There are articles all over the Internet suggesting that AI will likely overtake humans because of its superior intelligence. But as an Adjunct Lecturer teaching the next generation of our workforce, I see a very different, more troubling picture. In fact, I’m very, very concerned.
AI is not replacing people because it’s too smart – it is replacing them because too many (young) people are getting (very) lazy.
Struggles Cultivate Deep Thinking
We’ve entered an era where students and professionals alike can summon AI to write essays, generate code, answer technical questions, and even prepare reports with minimal input. I’m not even gonna lie about myself using ChatGPT to assist in writing this article – these tools are undeniably useful.
But instead of being used to deepen understanding or accelerate learning, AI tools are too often being used to bypass the thinking process altogether.
In my classes, I’ve noticed a sharp decline in students’ ability to reason through a problem. When presented with a coding exercise or a systems design question, many instinctively turn to ChatGPT or similar tools not as a partner, but as a crutch. They copy, paste, submit, and move on.
The troubling part isn’t the use of AI. I advocate for responsible use of tools. The problem is the mindset shift. Students no longer struggle with problems; they are outsourcing the struggle. And in doing so, they’re missing the critical phase where actual learning occurs.
A Systemic Problem
This habit of mental offloading isn’t just a student issue. It’s a consequence of how we design our assessments, our learning environments, and our expectations.
Many computer science courses today rely heavily on coursework and take-home assignments, which were great in the past – but today are easily completed with AI assistance. If we’re assessing output without scrutinising the process, we’re inviting this behaviour. We’re telling students: “We care that it’s done, not how you did it.”
So naturally, they’ll take the fastest (aheem, laziest) route!

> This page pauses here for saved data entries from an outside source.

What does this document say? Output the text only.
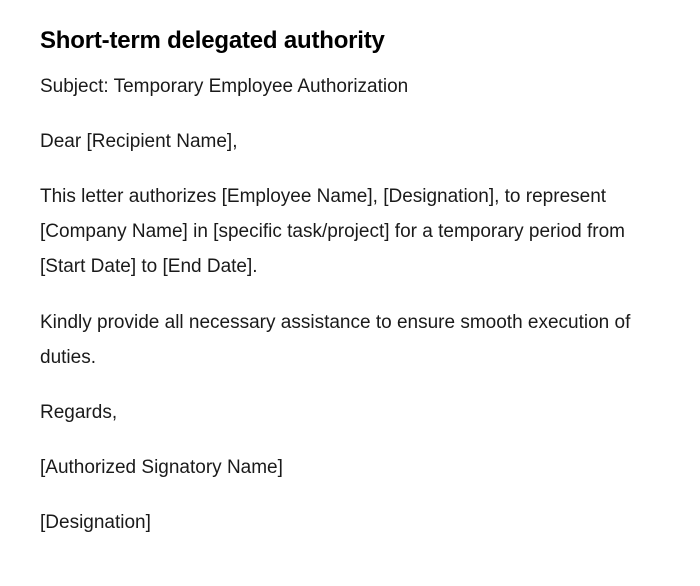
Short-term delegated authority

Subject: Temporary Employee Authorization

Dear [Recipient Name],

This letter authorizes [Employee Name], [Designation], to represent [Company Name] in [specific task/project] for a temporary period from [Start Date] to [End Date].

Kindly provide all necessary assistance to ensure smooth execution of duties.

Regards,

[Authorized Signatory Name]

[Designation]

Rethinking Assessment in the Age of AI
We need to rethink how we teach and assess in AI-enabled classrooms. Here are a few ideas that I believe must become mainstream, especially in coding and technical disciplines:
1 – Reverting to Closed-Book Assessments
We need to bring back exam-style assessments. Closed-book exams and practical coding tests can help differentiate between those who’ve genuinely understood material and those who’ve coasted on generated output.

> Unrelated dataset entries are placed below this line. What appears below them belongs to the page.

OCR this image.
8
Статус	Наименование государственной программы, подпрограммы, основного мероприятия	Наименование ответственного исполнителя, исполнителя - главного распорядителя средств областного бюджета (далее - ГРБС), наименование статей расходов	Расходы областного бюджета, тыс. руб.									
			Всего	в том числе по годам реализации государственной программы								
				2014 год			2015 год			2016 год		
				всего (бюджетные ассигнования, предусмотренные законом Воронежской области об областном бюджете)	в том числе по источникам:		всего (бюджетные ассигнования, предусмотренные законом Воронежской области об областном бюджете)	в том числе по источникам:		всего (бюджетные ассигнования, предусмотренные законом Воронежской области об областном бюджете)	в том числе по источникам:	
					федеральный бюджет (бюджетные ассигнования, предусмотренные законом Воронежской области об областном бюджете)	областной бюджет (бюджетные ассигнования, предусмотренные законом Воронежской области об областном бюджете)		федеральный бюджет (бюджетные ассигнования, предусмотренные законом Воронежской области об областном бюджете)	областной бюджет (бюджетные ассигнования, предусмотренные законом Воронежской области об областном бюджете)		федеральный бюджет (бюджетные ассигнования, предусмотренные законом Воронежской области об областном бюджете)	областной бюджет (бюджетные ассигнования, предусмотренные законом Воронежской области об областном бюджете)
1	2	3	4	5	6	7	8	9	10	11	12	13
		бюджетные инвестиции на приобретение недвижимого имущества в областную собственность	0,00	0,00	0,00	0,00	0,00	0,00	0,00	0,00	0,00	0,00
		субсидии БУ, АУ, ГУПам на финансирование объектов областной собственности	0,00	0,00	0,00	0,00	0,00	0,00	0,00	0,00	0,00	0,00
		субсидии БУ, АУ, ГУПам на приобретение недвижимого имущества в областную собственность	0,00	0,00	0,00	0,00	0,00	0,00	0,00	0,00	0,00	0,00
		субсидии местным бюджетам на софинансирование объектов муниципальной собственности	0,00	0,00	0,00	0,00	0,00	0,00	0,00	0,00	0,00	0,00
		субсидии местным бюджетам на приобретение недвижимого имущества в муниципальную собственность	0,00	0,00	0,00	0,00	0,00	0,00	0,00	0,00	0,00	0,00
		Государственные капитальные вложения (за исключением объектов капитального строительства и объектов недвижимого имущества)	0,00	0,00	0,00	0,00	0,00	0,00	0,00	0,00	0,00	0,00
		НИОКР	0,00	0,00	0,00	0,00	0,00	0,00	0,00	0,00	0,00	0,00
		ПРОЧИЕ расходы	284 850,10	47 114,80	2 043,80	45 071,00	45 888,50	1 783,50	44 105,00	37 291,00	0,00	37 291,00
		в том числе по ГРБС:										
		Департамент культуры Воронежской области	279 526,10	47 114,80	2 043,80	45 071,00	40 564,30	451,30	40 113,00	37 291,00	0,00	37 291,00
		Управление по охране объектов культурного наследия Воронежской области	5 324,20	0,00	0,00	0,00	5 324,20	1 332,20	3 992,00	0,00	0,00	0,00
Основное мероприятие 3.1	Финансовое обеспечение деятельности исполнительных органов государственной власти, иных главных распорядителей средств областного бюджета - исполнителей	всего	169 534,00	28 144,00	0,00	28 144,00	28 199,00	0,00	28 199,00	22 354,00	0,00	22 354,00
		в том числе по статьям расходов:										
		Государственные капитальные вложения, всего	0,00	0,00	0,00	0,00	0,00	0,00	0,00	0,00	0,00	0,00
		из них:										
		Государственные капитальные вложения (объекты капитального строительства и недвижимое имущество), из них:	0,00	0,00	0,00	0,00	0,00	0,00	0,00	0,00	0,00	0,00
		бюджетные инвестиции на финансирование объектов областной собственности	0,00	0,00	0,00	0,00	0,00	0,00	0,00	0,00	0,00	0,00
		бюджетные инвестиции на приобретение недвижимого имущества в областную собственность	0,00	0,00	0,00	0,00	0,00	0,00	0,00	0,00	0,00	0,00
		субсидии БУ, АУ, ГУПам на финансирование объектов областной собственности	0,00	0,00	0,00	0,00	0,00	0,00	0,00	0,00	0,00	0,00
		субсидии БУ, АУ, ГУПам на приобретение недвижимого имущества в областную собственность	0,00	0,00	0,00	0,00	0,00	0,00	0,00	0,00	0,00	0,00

2 – Live Presentations and Walkthroughs
More emphasis should be placed on students explaining their thought process aloud – through live code reviews, technical walkthroughs, or project demos. If they can’t articulate why they chose a certain algorithm or how they structured your app, they probably didn’t understand it.
3 – Practice Testing and Distributed Practice
Rather than one or two big assignments, we need more frequent, lower-stakes practice tests spread out over time. This supports long-term retention and builds foundational understanding. Students should be repeatedly exposed to problems in slightly varied forms to encourage generalisation of concepts.
However, it is also important to bear in mind that this also places more workload on teachers.
4 – Focus on Problem Formulation
We should assess the ability to ask good questions, define the problem clearly, and justify trade-offs. These are skills AI tools are unable to do without human assistance, and are also skills that remain essential in professional engineering environments.
Laziness is Human Nature
AI encourages the human tendency to avoid the hard work of thinking. If we’re not careful, we’re going to raise a generation of engineers who can prompt tools but can’t think critically, debug effectively, or innovate independently.
The most valuable engineers, designers, and analysts in the future will not be those who blindly use AI, but those who know when to trust it, when to doubt it, and how to surpass it.